Objective: Investigate the contribution and mechanism of cell-mediated cytotoxicity to the pathogenesis of idiopathic thrombocytopenic purpura (ITP).

Methods: We observed the cytotoxic effect of cytotoxic T-lymphocyte (CTL) (CD8+) and natural killer cells (CD3- CD16+ CD56+) toward chronic ITP patient's autologous platelets, and investigated the expression of Fas ligand (FasL), tumor necrosis factor (TNF)-alpha and TNF-related apoptosis inducing ligand, as well as perforin and granzyme B mRNA in CD8+ cells using flow cytometry and reverse transcriptase-polymerase chain reaction.

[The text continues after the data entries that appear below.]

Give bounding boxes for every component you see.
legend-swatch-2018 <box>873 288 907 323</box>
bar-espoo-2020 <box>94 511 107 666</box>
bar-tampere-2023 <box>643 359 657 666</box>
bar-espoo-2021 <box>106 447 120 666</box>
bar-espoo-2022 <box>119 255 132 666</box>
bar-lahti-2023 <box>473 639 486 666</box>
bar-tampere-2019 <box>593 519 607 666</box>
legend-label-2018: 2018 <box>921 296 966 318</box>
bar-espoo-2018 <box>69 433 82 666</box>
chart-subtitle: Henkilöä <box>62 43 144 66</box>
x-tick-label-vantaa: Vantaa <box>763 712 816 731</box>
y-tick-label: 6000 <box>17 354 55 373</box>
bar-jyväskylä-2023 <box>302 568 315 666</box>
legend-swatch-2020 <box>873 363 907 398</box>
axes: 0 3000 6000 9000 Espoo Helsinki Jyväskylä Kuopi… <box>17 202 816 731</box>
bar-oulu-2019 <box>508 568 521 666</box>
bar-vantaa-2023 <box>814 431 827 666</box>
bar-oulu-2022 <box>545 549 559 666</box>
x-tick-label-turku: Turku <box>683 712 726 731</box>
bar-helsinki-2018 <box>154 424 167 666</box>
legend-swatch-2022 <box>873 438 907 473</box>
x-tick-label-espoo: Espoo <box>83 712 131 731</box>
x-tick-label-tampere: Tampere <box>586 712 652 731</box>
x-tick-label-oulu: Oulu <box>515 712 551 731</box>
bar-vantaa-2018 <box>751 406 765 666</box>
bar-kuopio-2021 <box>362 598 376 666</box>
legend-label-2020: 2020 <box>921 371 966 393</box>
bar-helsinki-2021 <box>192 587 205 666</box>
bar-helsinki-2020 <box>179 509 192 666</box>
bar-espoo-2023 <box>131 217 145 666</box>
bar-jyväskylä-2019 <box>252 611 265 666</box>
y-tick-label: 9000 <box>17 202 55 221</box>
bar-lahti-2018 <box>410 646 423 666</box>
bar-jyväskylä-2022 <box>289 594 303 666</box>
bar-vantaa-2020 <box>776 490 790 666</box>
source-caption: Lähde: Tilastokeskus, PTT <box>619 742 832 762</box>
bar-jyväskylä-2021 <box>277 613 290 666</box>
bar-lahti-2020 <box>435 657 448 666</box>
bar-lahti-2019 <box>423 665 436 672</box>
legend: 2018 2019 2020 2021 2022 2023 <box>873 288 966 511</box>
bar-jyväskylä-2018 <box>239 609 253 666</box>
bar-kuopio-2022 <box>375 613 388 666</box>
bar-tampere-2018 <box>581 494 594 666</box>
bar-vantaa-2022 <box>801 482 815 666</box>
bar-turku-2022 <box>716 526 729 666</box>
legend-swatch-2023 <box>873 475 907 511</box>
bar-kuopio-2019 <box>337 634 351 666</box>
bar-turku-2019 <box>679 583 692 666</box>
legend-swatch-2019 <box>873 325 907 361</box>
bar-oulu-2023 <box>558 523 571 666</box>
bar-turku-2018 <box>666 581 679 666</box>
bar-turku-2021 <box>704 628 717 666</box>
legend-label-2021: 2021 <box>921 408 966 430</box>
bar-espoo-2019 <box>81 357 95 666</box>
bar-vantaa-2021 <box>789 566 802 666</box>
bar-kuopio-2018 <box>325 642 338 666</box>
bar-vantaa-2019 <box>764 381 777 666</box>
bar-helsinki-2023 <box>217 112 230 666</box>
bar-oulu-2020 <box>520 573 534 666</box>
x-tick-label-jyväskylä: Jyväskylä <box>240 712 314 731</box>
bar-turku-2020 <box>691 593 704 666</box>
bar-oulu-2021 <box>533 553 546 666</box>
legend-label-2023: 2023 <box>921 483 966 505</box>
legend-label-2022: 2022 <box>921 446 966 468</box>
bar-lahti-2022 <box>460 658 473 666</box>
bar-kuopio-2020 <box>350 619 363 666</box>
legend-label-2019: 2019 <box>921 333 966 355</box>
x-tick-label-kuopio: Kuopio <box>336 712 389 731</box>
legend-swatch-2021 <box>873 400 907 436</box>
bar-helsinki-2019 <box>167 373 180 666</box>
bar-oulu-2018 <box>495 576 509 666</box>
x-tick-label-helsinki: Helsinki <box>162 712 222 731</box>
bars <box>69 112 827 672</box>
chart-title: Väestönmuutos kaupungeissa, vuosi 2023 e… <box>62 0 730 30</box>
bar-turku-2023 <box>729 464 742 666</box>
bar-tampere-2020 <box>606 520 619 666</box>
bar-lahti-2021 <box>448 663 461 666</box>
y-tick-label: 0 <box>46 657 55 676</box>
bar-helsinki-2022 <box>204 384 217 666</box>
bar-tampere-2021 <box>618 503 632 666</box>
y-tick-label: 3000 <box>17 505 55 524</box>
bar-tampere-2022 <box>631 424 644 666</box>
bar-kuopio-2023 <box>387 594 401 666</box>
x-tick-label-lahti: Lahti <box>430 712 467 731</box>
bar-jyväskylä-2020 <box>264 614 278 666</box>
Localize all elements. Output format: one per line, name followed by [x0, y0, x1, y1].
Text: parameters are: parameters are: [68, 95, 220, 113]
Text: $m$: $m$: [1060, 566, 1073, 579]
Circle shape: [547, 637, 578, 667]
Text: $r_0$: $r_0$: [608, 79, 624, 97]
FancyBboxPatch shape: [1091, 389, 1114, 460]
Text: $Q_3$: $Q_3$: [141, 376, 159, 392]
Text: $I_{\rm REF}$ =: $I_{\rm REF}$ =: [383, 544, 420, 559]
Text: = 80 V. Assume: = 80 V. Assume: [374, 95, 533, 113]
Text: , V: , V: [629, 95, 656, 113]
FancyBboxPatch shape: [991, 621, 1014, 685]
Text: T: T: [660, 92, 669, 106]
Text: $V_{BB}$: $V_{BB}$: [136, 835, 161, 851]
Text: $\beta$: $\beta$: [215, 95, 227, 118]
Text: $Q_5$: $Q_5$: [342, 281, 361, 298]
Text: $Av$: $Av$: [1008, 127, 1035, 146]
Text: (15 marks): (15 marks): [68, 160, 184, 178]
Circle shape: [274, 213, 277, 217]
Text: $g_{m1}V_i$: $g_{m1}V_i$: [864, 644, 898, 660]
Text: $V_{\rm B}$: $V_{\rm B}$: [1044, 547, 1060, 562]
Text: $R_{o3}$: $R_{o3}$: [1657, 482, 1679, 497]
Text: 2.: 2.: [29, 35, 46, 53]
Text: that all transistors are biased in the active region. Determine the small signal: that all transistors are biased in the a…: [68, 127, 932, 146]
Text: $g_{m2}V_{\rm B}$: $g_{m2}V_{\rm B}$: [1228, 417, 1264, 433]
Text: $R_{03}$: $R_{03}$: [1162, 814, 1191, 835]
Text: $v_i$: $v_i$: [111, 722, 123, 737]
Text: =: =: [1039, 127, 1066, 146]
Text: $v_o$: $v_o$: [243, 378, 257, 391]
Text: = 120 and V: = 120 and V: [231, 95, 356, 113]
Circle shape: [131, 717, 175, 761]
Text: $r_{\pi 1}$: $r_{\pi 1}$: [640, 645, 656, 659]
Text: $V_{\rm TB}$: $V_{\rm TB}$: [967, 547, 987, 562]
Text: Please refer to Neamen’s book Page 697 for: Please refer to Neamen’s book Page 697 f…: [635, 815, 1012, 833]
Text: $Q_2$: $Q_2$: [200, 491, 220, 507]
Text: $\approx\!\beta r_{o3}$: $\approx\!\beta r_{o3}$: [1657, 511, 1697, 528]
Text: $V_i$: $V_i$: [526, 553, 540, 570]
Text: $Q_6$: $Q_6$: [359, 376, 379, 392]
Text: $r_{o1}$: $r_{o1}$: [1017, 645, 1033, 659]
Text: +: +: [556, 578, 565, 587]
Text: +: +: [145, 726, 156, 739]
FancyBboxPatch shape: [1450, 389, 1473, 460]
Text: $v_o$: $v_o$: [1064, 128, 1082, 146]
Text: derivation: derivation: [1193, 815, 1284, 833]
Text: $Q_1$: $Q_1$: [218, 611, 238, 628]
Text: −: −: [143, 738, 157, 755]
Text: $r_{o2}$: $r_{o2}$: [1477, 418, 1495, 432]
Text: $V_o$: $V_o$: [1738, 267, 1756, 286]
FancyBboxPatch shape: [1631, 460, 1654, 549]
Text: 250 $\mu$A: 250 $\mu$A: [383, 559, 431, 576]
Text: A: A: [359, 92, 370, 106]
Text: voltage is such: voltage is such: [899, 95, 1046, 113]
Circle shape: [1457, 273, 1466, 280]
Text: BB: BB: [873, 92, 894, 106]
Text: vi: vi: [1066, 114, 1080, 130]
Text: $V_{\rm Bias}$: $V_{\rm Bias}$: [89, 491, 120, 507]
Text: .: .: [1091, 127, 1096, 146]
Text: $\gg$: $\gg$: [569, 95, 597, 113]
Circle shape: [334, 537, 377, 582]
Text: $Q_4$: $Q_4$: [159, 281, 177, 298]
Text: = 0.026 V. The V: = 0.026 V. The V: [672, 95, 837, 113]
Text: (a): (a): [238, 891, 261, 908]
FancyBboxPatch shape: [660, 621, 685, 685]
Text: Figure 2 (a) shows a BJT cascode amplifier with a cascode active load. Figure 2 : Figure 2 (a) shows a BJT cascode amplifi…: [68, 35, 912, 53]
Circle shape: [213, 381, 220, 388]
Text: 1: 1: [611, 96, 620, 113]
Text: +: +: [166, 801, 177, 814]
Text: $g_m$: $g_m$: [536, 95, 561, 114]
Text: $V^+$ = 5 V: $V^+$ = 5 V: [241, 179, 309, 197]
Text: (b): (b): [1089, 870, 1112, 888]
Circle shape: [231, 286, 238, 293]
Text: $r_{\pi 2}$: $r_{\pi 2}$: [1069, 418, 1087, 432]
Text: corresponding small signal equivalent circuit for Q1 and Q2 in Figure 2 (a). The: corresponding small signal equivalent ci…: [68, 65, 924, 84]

Results: We found that platelet lysis was seen only using purified CD8+ T cells as effector cells; expression of FasL and TNF-alpha in CD8+ T cells in ITP group was elevated. Moreover, the mRNA levels of granzyme B and perforin in CD8+ cells of ITP patients were increased.

Conclusions: Our findings suggest that CTLs are activated in chronic ITP and might be involved in the pathogenesis of this disorder. Apoptosis and perforin/granzyme-mediated cytotoxicity constitute an important pathway through which CTLs destruct autologous platelets. CTLs might be a reasonable target for a therapeutic strategy.